The sums of n terms of two arithmetic progressions are in the ratio 5n + 4: 9n + 6. Find the ratio of their 18th terms.

Let a₁ and d₁ be the first term and the common difference of the first arithmetic

progression respectively and a₂ and d₂ be the first term and the common difference of the second arithmetic progression respectively.

According to the conditions given in the question,

Sum of n terms of first A.P / Sum of n terms of second A.P.

\( \dfrac{5n+4}{9n+6}\)

 \(\dfrac{\dfrac{n}{2}[2a_1+(n-1)d_1]}{\dfrac{n}{2}[2a_2+(n-1)d_2]}= \dfrac{5n+4}{9n+6}\)

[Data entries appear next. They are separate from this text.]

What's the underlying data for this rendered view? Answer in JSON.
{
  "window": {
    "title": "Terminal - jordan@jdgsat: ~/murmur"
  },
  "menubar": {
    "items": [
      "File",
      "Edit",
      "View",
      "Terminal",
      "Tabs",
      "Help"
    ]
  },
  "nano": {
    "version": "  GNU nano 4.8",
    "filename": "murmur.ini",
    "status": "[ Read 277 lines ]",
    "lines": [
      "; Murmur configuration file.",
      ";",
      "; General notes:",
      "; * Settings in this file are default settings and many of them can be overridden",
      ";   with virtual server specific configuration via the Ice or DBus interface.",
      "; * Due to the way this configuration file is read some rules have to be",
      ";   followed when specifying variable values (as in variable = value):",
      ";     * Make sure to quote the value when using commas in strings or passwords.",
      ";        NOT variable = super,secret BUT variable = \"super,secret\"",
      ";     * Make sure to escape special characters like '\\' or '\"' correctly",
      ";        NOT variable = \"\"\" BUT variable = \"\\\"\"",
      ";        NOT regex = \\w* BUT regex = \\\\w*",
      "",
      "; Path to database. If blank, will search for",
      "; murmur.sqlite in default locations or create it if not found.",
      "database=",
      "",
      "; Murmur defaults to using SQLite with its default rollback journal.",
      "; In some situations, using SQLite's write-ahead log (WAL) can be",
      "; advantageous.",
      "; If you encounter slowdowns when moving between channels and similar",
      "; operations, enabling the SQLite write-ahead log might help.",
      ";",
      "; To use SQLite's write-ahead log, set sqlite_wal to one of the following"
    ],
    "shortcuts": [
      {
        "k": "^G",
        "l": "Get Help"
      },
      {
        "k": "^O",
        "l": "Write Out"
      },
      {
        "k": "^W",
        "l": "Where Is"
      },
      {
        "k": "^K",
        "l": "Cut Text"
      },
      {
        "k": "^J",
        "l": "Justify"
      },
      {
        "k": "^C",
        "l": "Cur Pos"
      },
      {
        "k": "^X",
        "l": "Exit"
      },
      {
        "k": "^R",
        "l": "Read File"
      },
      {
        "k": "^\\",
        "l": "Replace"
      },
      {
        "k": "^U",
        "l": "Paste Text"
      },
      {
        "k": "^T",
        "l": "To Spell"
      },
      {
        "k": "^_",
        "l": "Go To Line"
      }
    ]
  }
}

\(\dfrac{2a_1+(n-1)d_1}{2a_2+(n-1)d_2}= \dfrac{5n+4}{9n+6} \)

Substitute n = 35  in the equation.

\( \dfrac{2a_1+34d_1}{2a_2+34d_2}= \dfrac{5(35)+4}{9(35)+6}\)

= \( \dfrac{a_1+17d_1}{a_2+17d_2}= \dfrac{179}{321}\)

We also know that 18^th term of first A.P. /18^th term of second A.P.

\( \dfrac{a_1+17d_1}{a_2+17d_2}\)

Then,

18^th term of first A.P. /18^th term of second A.P.= \( \dfrac{179}{321}\)

Therefore, 179 : 321 is the ratio of 8^th term of both the arithmetic progressions.